Karen Hegland, PhD
Name of Institution:
University of Florida, Gainesville, FL
Low utilization of deep brain stimulation (DBS) therapy among minoritized individuals with Parkinson disease
Dr. Karen Hegland is an Associate Professor in the Department of Speech, Language and Hearing Sciences at the University of Florida, where she also serves as Associate Department Chair and Program Director of the Master’s program for Speech-Language Pathology. She is Principal Investigator of the Laboratory for the study of Upper Airway Dysfunction (UAD lab), whose mission it is to improve clinical outcomes and quality of life in patients with speech, swallow and/or cough disorders through research, clinical care, and education. Dr. Hegland’s research interests include disorders of the upper airway and respiratory systems resulting from neurodegenerative diseases, with a focus on Parkinson disease (PD) and atypical forms of Parkinsonism.

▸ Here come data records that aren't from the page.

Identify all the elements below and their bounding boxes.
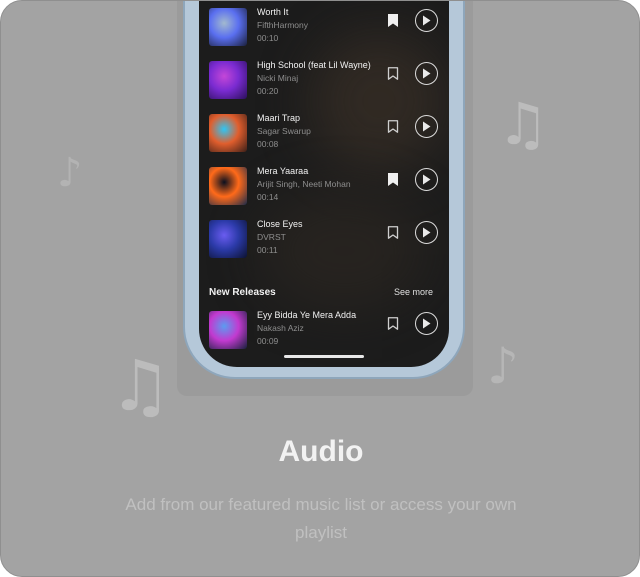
track-row[interactable]: Mera Yaaraa Arijit Singh, Neeti Mohan 00:1…	[209, 165, 441, 213]
section-title: New Releases	[209, 287, 276, 298]
track-duration: 00:08	[257, 139, 279, 149]
album-art	[209, 311, 247, 349]
track-info: Eyy Bidda Ye Mera Adda Nakash Aziz 00:09	[257, 309, 356, 348]
feature-card: ♪ ♫ ♫ ♪ Worth It FifthHarmony 00:10 High Sc…	[0, 0, 640, 577]
track-title: Mera Yaaraa	[257, 166, 309, 176]
track-row[interactable]: Close Eyes DVRST 00:11	[209, 218, 441, 266]
track-artist: Sagar Swarup	[257, 126, 311, 136]
track-duration: 00:10	[257, 33, 279, 43]
bookmark-icon[interactable]	[387, 226, 403, 242]
album-art	[209, 8, 247, 46]
track-info: Worth It FifthHarmony 00:10	[257, 6, 308, 45]
page-subtitle: Add from our featured music list or acce…	[125, 495, 517, 542]
track-info: High School (feat Lil Wayne) Nicki Minaj 0…	[257, 59, 371, 98]
see-more-link[interactable]: See more	[394, 287, 433, 297]
album-art	[209, 167, 247, 205]
track-info: Maari Trap Sagar Swarup 00:08	[257, 112, 311, 151]
track-duration: 00:09	[257, 336, 279, 346]
track-row[interactable]: Worth It FifthHarmony 00:10	[209, 6, 441, 54]
bookmark-icon[interactable]	[387, 317, 403, 333]
track-duration: 00:11	[257, 245, 278, 255]
music-note-icon: ♪	[487, 337, 519, 395]
bookmark-icon[interactable]	[387, 14, 403, 30]
album-art	[209, 61, 247, 99]
track-artist: FifthHarmony	[257, 20, 309, 30]
track-artist: DVRST	[257, 232, 286, 242]
play-button[interactable]	[415, 221, 438, 244]
track-title: Eyy Bidda Ye Mera Adda	[257, 310, 357, 320]
bookmark-icon[interactable]	[387, 67, 403, 83]
track-title: Worth It	[257, 7, 289, 17]
track-title: Maari Trap	[257, 113, 301, 123]
home-indicator[interactable]	[284, 355, 364, 358]
music-note-icon: ♫	[497, 90, 549, 158]
track-info: Mera Yaaraa Arijit Singh, Neeti Mohan 00:1…	[257, 165, 351, 204]
track-artist: Nakash Aziz	[257, 323, 304, 333]
track-title: High School (feat Lil Wayne)	[257, 60, 371, 70]
phone-screen: Worth It FifthHarmony 00:10 High School (fe…	[199, 1, 449, 367]
play-button[interactable]	[415, 62, 438, 85]
music-note-icon: ♪	[57, 150, 83, 196]
track-row[interactable]: High School (feat Lil Wayne) Nicki Minaj 0…	[209, 59, 441, 107]
bookmark-icon[interactable]	[387, 120, 403, 136]
new-releases-header: New Releases See more	[209, 287, 441, 301]
play-button[interactable]	[415, 9, 438, 32]
track-artist: Arijit Singh, Neeti Mohan	[257, 179, 351, 189]
track-duration: 00:14	[257, 192, 279, 202]
album-art	[209, 114, 247, 152]
album-art	[209, 220, 247, 258]
track-duration: 00:20	[257, 86, 279, 96]
bookmark-icon[interactable]	[387, 173, 403, 189]
music-note-icon: ♫	[109, 345, 172, 427]
play-button[interactable]	[415, 168, 438, 191]
page-title: Audio	[278, 435, 364, 468]
track-artist: Nicki Minaj	[257, 73, 299, 83]
track-row[interactable]: Eyy Bidda Ye Mera Adda Nakash Aziz 00:09	[209, 309, 441, 357]
track-row[interactable]: Maari Trap Sagar Swarup 00:08	[209, 112, 441, 160]
play-button[interactable]	[415, 312, 438, 335]
track-info: Close Eyes DVRST 00:11	[257, 218, 303, 257]
track-title: Close Eyes	[257, 219, 303, 229]
play-button[interactable]	[415, 115, 438, 138]
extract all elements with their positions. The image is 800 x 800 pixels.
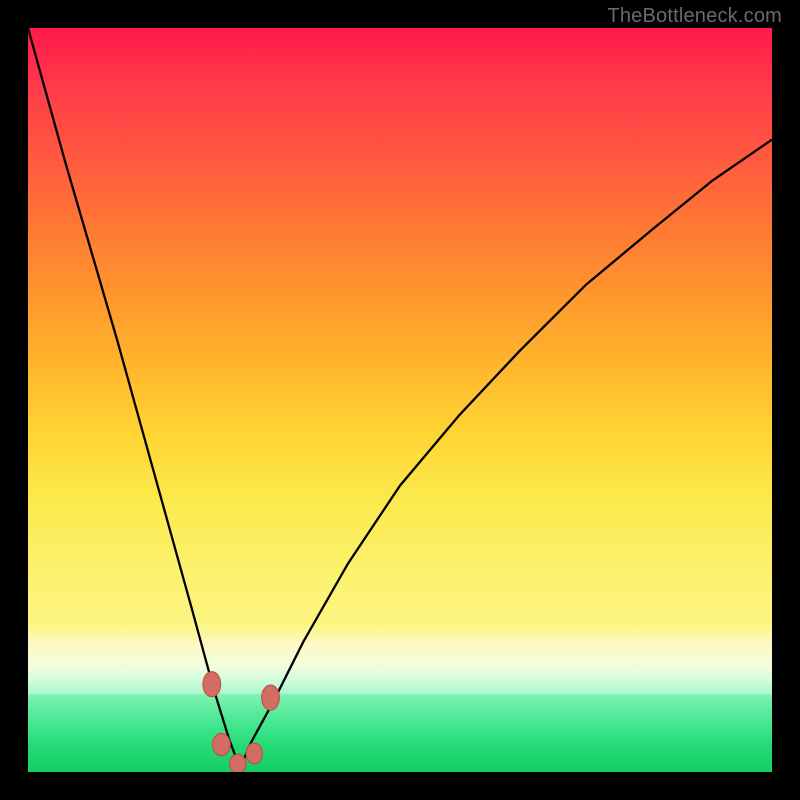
attribution-text: TheBottleneck.com bbox=[607, 5, 782, 28]
curve-svg bbox=[28, 28, 772, 772]
curve-path bbox=[28, 28, 772, 768]
curve-marker bbox=[230, 754, 246, 772]
curve-marker bbox=[203, 672, 221, 697]
marker-group bbox=[203, 672, 280, 772]
curve-marker bbox=[213, 733, 231, 755]
curve-marker bbox=[262, 685, 280, 710]
plot-area bbox=[28, 28, 772, 772]
plot-frame: TheBottleneck.com bbox=[0, 0, 800, 800]
curve-marker bbox=[246, 743, 262, 764]
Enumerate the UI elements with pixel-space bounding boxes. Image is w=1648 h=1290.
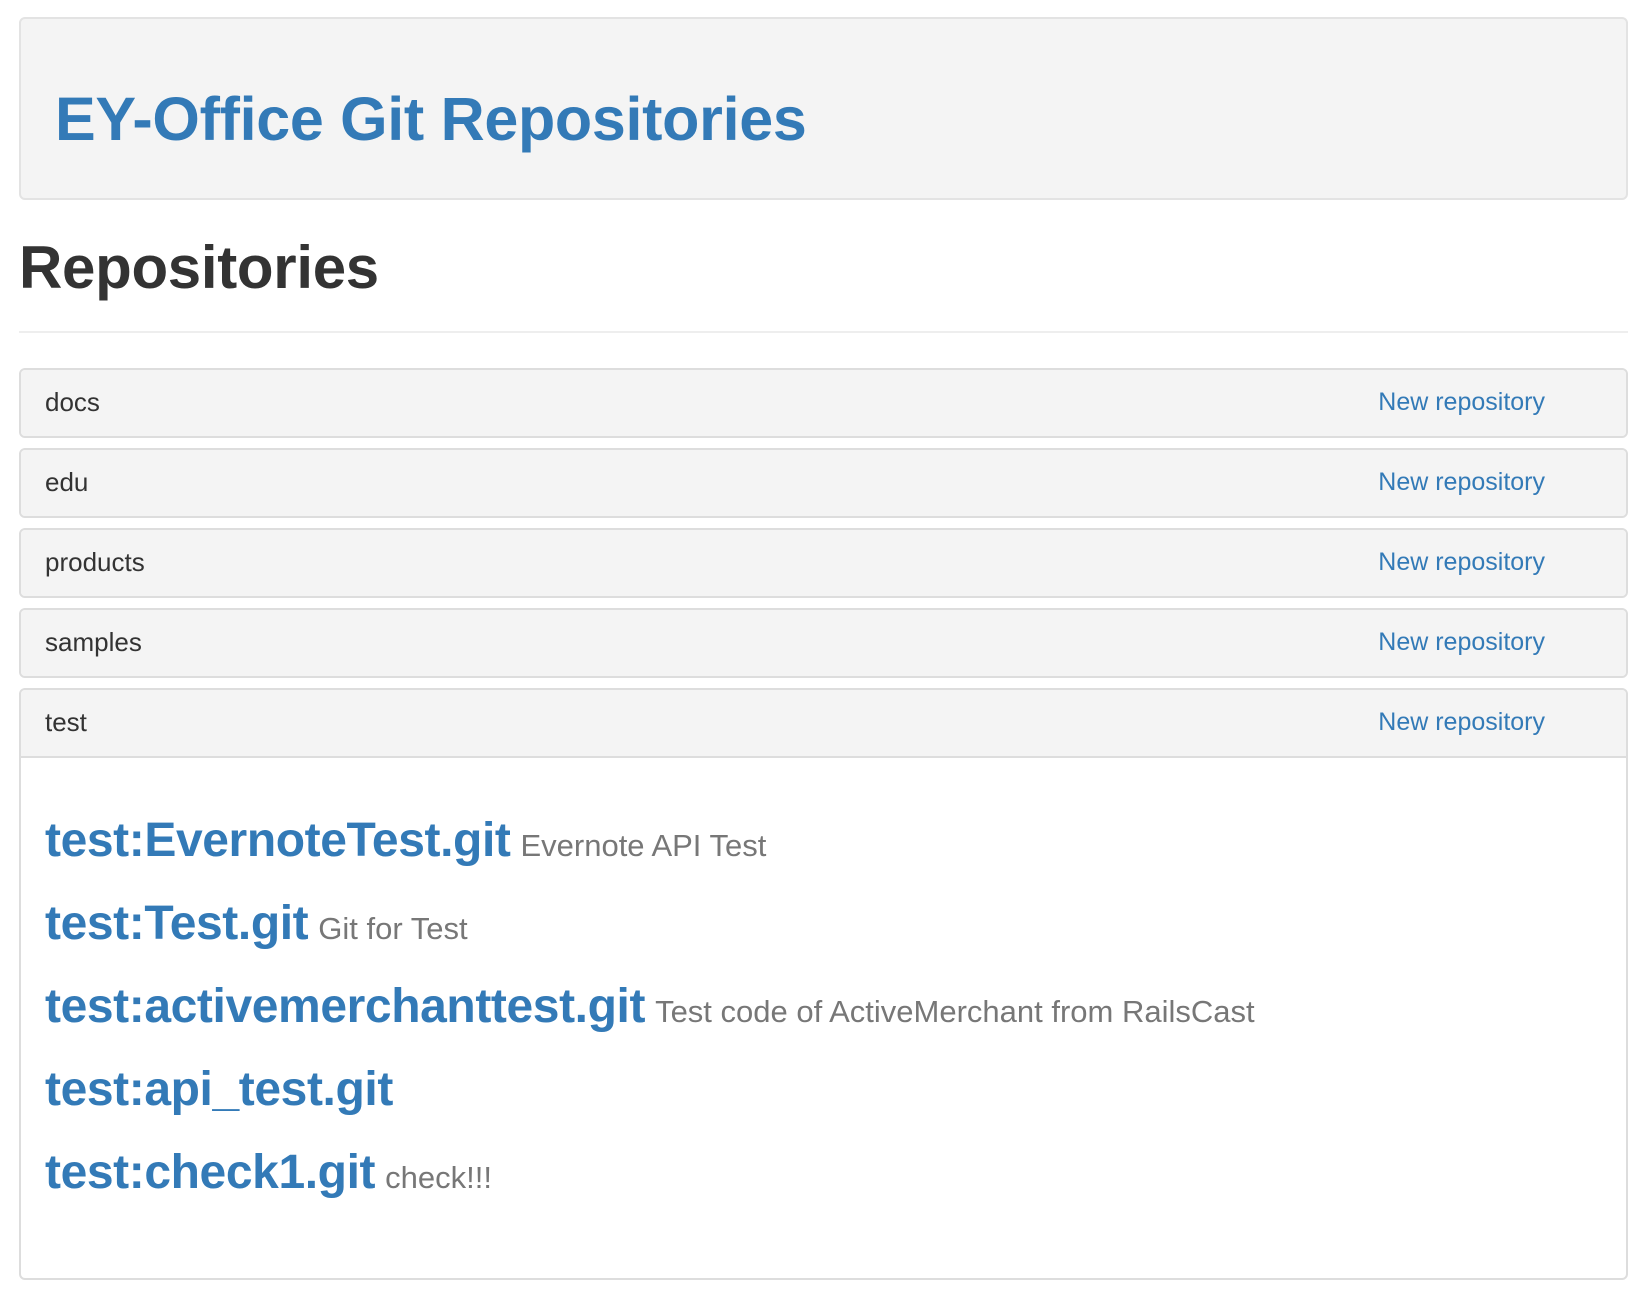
page-title: Repositories [19,234,379,301]
group-name[interactable]: docs [45,370,100,434]
repository-description: Test code of ActiveMerchant from RailsCa… [655,994,1255,1029]
divider [19,331,1628,333]
site-title-link[interactable]: EY-Office Git Repositories [55,83,807,155]
group-heading[interactable]: samples New repository [21,610,1626,676]
repository-groups: docs New repository edu New repository p… [19,368,1628,1290]
group-heading[interactable]: docs New repository [21,370,1626,436]
group-panel-test: test New repository test:EvernoteTest.gi… [19,688,1628,1280]
page: EY-Office Git Repositories Repositories … [19,17,1628,1280]
group-name[interactable]: samples [45,610,142,674]
group-panel-edu: edu New repository [19,448,1628,518]
list-item: test:api_test.git [45,1062,403,1117]
group-name[interactable]: products [45,530,145,594]
group-panel-docs: docs New repository [19,368,1628,438]
list-item: test:EvernoteTest.git Evernote API Test [45,813,766,868]
repository-link[interactable]: test:api_test.git [45,1063,393,1116]
list-item: test:check1.git check!!! [45,1145,492,1200]
group-name[interactable]: test [45,690,87,754]
group-heading[interactable]: test New repository [21,690,1626,758]
repository-link[interactable]: test:EvernoteTest.git [45,814,511,867]
list-item: test:activemerchanttest.git Test code of … [45,979,1255,1034]
new-repository-link[interactable]: New repository [1378,370,1545,434]
repository-list: test:EvernoteTest.git Evernote API Test t… [21,758,1626,1278]
repository-link[interactable]: test:Test.git [45,897,309,950]
repository-link[interactable]: test:check1.git [45,1146,376,1199]
new-repository-link[interactable]: New repository [1378,610,1545,674]
new-repository-link[interactable]: New repository [1378,530,1545,594]
repository-description: Git for Test [318,911,468,946]
group-panel-samples: samples New repository [19,608,1628,678]
repository-description: Evernote API Test [520,828,767,863]
repository-description: check!!! [385,1160,492,1195]
group-heading[interactable]: products New repository [21,530,1626,596]
header-banner: EY-Office Git Repositories [19,17,1628,200]
group-heading[interactable]: edu New repository [21,450,1626,516]
group-name[interactable]: edu [45,450,88,514]
new-repository-link[interactable]: New repository [1378,450,1545,514]
repository-link[interactable]: test:activemerchanttest.git [45,980,645,1033]
group-panel-products: products New repository [19,528,1628,598]
list-item: test:Test.git Git for Test [45,896,468,951]
new-repository-link[interactable]: New repository [1378,690,1545,754]
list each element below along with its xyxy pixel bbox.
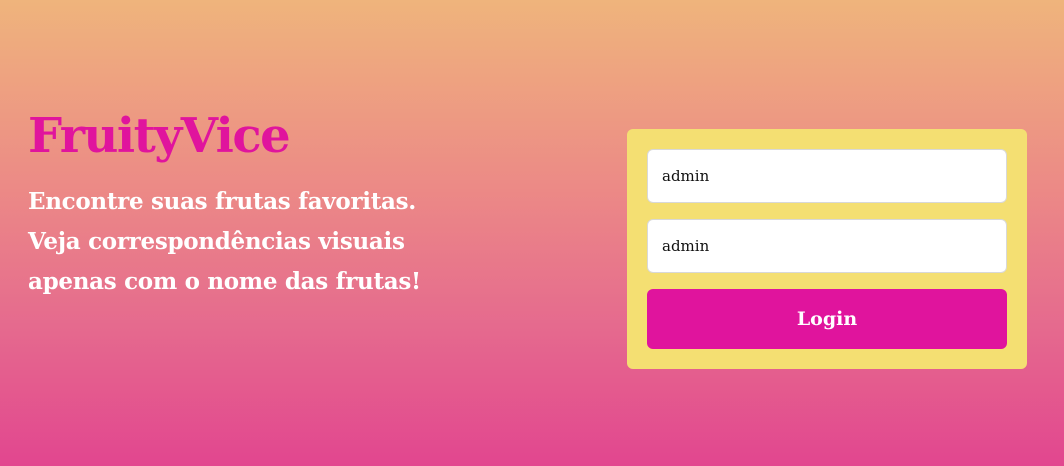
login-card: Login [627,129,1027,369]
tagline-line: Veja correspondências visuais [28,228,405,255]
tagline-line: apenas com o nome das frutas! [28,268,421,295]
hero-section: FruityVice Encontre suas frutas favorita… [28,104,548,302]
hero-tagline: Encontre suas frutas favoritas. Veja cor… [28,182,548,302]
login-button[interactable]: Login [647,289,1007,349]
brand-title: FruityVice [28,108,291,164]
username-field[interactable] [647,149,1007,203]
tagline-line: Encontre suas frutas favoritas. [28,188,416,215]
password-field[interactable] [647,219,1007,273]
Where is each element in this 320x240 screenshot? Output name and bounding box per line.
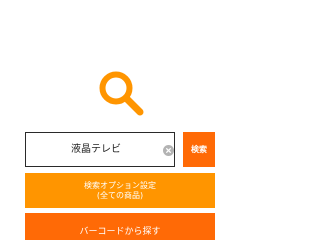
search-input[interactable]: 液晶テレビ	[25, 132, 175, 167]
magnifier-icon	[96, 68, 146, 118]
search-input-value: 液晶テレビ	[71, 144, 121, 155]
clear-x-icon[interactable]	[163, 145, 174, 156]
search-screen: 液晶テレビ 検索 検索オプション設定 (全ての商品) バーコードから探す	[0, 0, 240, 240]
barcode-search-button[interactable]: バーコードから探す	[25, 213, 215, 240]
search-options-label: 検索オプション設定	[84, 180, 156, 190]
search-options-scope: (全ての商品)	[96, 190, 144, 200]
search-row: 液晶テレビ 検索	[25, 132, 215, 167]
search-options-button[interactable]: 検索オプション設定 (全ての商品)	[25, 173, 215, 208]
search-button[interactable]: 検索	[183, 132, 215, 167]
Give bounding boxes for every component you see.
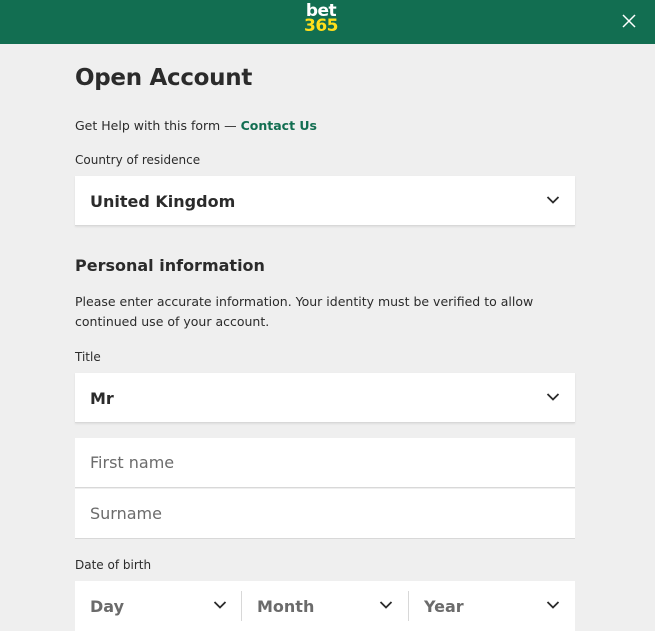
help-text: Get Help with this form — bbox=[75, 118, 241, 133]
dob-selects: Day Month Year bbox=[75, 581, 575, 631]
dob-month-select[interactable]: Month bbox=[242, 581, 408, 631]
bet365-logo: bet 365 bbox=[303, 3, 339, 36]
country-value: United Kingdom bbox=[90, 192, 236, 211]
help-line: Get Help with this form — Contact Us bbox=[75, 118, 317, 133]
dob-day-select[interactable]: Day bbox=[75, 581, 241, 631]
close-icon[interactable] bbox=[619, 11, 639, 31]
country-label: Country of residence bbox=[75, 153, 201, 167]
personal-info-heading: Personal information bbox=[75, 256, 265, 275]
page-title: Open Account bbox=[75, 65, 253, 91]
logo-line-2: 365 bbox=[304, 16, 339, 36]
header-bar: bet 365 bbox=[0, 0, 655, 44]
chevron-down-icon bbox=[546, 392, 560, 402]
title-value: Mr bbox=[90, 389, 114, 408]
contact-us-link[interactable]: Contact Us bbox=[241, 118, 317, 133]
dob-label: Date of birth bbox=[75, 558, 152, 572]
chevron-down-icon bbox=[213, 600, 227, 610]
country-select[interactable]: United Kingdom bbox=[75, 176, 575, 226]
dob-month-placeholder: Month bbox=[257, 597, 315, 616]
personal-info-intro: Please enter accurate information. Your … bbox=[75, 294, 534, 329]
chevron-down-icon bbox=[546, 195, 560, 205]
surname-input[interactable] bbox=[75, 489, 575, 539]
title-label: Title bbox=[75, 350, 101, 364]
dob-day-placeholder: Day bbox=[90, 597, 125, 616]
chevron-down-icon bbox=[379, 600, 393, 610]
dob-year-placeholder: Year bbox=[424, 597, 464, 616]
chevron-down-icon bbox=[546, 600, 560, 610]
dob-year-select[interactable]: Year bbox=[409, 581, 575, 631]
title-select[interactable]: Mr bbox=[75, 373, 575, 423]
first-name-input[interactable] bbox=[75, 438, 575, 488]
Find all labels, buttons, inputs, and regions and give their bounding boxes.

Dr. Hegland received her PhD in 2006 from the University of Florida, and then went on to complete a Career Development Award through Veterans Affairs (VA) at the Malcom Randall VA Medical Center in Gainesville, Florida. Following that, she completed NIH funded postdoctoral training under the mentorship of Dr. Paul Davenport, where she focused on respiratory physiology and respiratory somatosensation. She joined the faculty at the University of Florida in 2012 and was granted tenure and promotion in 2018. She has been funded by the NIH since 2014, and her highly collaborative research has led to advances in the understanding and management of airway protection disorders in PD.
Dr. Hegland’s current studies are focused on understanding the impact of deep brain stimulation (DBS) on upper airway functions in people with PD, as well as disparities in the utilization of DBS among different patient groups.
The objectives include: 1) Identifying patient predictors for DBS surgery, 2) Exploring patients’ perceptions of key factors affecting DBS acceptance, and 3) Examining racial differences in quality of life among DBS recipients.
Deep brain stimulation (DBS) has proven effective in reducing tremors and other symptoms in PD patients, but there are disparities in its utilization, particularly among different racial groups. This study aims to identify the factors that contribute to these disparities and understand their long-term impact on patients’ quality of life.
This study uses a mixed methods approach. First, a large clinical database will be used to identify eligible PD patients for DBS based on neurologist referrals. Then, a local group of PD patients will be interviewed to explore their DBS experiences. Lastly, electronic health records will be used to measure quality of life among DBS recipients, specifically examining racial differences.
Relevance to Diagnosis/Treatment of Parkinson’s Disease:
This unique study focuses on understanding and addressing racial disparities in DBS care access individuals with PD. By combining quantitative and qualitative approaches, Dr. Hegland’s research will shed light on the barriers preventing patients from accessing cutting-edge care. This knowledge will empower healthcare professionals to eliminate these barriers, ensuring all PD patients, regardless of race, can benefit from the best possible care.